Um chamado para “testemunhar profissionais”.

Introdução: O psiquiatra Robert Jay Lifton, colega, autor, modelo e inspiração, tem sido um eminente estudioso da psicologia dos sistemas totalitários, tanto em tiranias estatais quanto em pequenos cultos. Ele explora os mecanismos psicológicos que permitem que as pessoas comuns se tornem cúmplices na execução de atrocidades, bem como a psicologia da resistência.

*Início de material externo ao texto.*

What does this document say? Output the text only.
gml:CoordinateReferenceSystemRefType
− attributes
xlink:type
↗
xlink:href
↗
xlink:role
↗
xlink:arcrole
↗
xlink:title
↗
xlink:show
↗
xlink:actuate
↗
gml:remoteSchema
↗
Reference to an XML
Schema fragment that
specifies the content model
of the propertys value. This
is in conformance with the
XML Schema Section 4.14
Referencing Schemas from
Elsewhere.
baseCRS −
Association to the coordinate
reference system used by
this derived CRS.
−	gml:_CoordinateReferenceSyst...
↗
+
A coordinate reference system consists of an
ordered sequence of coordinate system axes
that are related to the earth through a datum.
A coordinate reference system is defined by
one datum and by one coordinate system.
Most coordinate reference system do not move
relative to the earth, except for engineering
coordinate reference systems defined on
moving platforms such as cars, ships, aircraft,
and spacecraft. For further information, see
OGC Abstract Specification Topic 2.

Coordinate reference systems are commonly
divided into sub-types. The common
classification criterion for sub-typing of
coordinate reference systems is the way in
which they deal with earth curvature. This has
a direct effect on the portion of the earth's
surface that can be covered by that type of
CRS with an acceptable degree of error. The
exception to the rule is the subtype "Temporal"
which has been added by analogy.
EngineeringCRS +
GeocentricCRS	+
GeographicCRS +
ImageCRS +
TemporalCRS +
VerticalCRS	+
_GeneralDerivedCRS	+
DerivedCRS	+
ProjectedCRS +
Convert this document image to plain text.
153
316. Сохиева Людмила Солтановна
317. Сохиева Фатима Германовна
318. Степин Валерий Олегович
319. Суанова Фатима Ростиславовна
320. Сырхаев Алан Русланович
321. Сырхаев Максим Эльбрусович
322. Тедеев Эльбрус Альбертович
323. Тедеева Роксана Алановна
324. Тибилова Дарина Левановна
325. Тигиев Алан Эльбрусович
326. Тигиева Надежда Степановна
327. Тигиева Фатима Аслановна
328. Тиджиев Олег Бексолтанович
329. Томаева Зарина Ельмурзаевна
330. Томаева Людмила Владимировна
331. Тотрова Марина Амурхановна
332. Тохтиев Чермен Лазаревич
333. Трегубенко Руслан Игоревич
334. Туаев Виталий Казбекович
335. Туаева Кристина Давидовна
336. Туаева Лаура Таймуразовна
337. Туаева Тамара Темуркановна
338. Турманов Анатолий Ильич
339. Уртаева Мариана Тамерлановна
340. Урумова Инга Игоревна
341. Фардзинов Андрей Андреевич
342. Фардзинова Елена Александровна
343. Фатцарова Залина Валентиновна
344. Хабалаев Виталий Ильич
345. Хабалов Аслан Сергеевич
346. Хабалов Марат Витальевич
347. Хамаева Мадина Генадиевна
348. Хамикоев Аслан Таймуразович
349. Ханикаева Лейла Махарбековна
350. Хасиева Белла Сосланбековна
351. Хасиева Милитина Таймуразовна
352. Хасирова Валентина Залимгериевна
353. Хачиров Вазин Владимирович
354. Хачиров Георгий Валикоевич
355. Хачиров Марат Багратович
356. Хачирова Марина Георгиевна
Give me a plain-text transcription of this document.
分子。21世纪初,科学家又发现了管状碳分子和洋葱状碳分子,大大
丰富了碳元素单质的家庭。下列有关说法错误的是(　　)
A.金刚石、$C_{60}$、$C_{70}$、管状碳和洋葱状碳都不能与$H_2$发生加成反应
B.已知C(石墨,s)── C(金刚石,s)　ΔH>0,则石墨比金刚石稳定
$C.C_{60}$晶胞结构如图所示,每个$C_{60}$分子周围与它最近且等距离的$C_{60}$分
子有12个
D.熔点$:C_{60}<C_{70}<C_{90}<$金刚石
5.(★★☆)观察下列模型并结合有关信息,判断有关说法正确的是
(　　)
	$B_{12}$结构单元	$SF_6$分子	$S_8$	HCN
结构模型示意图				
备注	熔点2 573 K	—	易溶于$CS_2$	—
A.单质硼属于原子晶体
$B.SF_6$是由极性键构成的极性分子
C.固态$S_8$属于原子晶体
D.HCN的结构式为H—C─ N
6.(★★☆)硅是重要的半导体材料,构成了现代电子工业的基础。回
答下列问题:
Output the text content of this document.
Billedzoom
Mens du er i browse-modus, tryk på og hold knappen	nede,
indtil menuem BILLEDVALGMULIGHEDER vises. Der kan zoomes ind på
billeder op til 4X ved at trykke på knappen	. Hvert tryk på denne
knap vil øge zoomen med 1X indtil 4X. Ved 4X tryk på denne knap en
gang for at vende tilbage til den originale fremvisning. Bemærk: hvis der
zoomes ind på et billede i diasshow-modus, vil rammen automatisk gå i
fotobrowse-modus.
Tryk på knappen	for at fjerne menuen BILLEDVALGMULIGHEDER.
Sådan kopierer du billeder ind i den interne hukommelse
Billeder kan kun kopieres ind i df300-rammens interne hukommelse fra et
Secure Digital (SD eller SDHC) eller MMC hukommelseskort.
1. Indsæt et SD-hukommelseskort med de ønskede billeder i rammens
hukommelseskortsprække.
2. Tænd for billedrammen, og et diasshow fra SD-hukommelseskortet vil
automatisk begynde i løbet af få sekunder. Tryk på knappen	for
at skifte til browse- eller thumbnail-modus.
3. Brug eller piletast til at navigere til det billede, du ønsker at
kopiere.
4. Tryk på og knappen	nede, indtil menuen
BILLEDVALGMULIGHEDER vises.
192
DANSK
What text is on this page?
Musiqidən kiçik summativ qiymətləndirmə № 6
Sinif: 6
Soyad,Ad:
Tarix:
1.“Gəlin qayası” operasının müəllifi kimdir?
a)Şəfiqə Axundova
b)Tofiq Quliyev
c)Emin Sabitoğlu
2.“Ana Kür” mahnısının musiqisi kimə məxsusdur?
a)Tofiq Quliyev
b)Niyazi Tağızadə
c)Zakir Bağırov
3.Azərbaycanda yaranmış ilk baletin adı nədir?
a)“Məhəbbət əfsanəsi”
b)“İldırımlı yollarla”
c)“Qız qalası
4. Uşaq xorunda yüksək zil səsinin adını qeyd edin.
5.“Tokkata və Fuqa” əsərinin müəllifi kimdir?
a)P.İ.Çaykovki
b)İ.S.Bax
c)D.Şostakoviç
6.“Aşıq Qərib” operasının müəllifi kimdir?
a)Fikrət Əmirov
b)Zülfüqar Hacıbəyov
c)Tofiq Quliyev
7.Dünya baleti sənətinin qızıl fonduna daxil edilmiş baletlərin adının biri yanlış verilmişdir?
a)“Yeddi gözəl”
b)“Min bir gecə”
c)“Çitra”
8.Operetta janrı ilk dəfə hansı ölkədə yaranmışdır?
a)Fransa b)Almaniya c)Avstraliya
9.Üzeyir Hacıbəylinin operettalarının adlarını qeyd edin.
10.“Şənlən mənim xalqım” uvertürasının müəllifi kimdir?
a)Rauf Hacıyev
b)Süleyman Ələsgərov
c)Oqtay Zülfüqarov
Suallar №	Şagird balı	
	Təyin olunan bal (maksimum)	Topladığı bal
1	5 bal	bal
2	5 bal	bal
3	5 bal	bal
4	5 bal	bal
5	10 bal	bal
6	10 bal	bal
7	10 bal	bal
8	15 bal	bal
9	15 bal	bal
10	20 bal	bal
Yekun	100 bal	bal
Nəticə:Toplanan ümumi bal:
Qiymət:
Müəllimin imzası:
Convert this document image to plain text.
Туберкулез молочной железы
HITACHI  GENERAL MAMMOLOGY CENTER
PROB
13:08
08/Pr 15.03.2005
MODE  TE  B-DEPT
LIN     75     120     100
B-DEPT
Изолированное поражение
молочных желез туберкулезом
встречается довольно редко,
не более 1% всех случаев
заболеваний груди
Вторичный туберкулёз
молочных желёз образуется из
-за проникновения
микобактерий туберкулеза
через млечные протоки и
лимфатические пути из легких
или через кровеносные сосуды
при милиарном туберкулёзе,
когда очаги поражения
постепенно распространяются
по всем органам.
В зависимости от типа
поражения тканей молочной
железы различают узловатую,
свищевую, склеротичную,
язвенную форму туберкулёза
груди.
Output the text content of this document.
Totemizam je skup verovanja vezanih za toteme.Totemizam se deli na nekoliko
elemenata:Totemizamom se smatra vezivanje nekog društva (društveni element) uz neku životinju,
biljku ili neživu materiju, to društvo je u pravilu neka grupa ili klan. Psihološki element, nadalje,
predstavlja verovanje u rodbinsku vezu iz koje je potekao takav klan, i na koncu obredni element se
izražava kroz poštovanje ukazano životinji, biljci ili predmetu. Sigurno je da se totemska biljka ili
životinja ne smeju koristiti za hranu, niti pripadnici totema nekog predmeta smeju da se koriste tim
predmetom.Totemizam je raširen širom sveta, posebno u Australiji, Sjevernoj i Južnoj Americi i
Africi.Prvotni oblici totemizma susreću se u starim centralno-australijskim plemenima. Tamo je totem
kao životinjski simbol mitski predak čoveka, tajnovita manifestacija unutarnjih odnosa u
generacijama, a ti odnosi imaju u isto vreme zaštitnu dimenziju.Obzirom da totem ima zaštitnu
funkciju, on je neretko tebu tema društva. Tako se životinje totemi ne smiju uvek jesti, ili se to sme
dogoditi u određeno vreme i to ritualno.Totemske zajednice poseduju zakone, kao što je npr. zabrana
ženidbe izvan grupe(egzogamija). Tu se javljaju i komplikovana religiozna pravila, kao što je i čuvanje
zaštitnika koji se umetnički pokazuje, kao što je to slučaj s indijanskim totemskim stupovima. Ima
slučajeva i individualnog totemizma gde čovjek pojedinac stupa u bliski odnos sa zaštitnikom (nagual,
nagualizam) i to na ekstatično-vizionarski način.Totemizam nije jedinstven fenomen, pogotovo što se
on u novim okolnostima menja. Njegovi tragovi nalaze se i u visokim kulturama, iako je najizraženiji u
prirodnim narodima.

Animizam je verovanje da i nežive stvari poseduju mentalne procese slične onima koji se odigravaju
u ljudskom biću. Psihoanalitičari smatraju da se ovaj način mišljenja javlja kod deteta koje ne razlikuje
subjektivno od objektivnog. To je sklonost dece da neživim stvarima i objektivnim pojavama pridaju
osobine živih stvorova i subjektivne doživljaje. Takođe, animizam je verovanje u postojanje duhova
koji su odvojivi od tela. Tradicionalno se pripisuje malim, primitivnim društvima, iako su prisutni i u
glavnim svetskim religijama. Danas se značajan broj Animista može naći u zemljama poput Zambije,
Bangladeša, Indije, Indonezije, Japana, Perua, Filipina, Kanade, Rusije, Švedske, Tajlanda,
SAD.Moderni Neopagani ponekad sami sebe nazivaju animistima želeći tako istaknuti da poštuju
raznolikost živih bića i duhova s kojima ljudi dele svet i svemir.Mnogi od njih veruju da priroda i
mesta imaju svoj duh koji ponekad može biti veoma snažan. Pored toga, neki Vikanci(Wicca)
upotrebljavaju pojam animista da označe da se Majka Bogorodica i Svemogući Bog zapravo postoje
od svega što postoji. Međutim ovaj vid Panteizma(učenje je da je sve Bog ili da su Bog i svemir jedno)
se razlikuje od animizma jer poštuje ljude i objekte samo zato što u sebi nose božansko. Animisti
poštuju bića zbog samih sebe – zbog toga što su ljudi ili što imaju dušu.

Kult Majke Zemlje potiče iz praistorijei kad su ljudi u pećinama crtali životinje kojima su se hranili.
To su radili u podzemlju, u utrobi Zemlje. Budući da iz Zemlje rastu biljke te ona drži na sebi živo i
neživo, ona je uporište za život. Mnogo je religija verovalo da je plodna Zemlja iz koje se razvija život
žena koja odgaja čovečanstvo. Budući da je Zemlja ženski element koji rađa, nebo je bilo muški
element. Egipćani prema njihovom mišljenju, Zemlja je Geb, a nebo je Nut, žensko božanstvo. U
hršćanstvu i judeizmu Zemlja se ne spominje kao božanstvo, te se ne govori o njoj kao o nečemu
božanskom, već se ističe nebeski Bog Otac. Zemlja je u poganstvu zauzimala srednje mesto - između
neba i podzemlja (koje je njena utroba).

Ele é co-autor de The Dangerous Case, de Donald Trump: 27 Psiquiatras e Profissionais de Saúde Mental Avaliam um Presidente (Bandy X Lee, Ed.). Recentemente, ele concordou em ser entrevistado sobre o papel dos profissionais de saúde mental em nossa atual situação política.

Parte um:

JH: Em trabalhos recentes, você chamou psiquiatras e outros profissionais da área médica para se tornarem profissionais de testemunho. Você pode explicar o que isso significa?

RJL: Sim, deixe-me primeiro dizer algo sobre o que chamo de normalidade maligna que os profissionais devem testemunhar. Em conexão com o meu estudo sobre os médicos nazistas, cheguei à ideia de uma normalidade maligna que os líderes despóticos podem impor ao seu país. No caso dos nazistas, incluía comportamentos destrutivos de todos os tipos e assassinatos em massa tornados normais e aceitáveis. Esperava-se que o médico do campo nazista de Auschwitz fizesse as seleções que enviavam os judeus para a câmara de gás. Esse era o seu trabalho e não era ilegal, era normal.

Agora, a normalidade maligna da presidência do Trump não é o nazismo. Eu não estou dizendo que eles são o mesmo. Mas há uma normalidade maligna que Trump impõe a esse país e exige que todos sigam. Tem a ver com o seu desdém pela realidade. Quando nós, psiquiatras e psicólogos, falamos sobre a inaptidão psicológica de Trump e a normalidade maligna que ele está criando, nós nos tornamos profissionais que os testemunham. E nos recusamos a permitir que a vasta influência da presidência, seu enorme alcance e poder, imponha a normalidade maligna como aquilo que devemos viver. Quando testemunhamos, não abandonamos nosso profissionalismo; nós chamamos isso.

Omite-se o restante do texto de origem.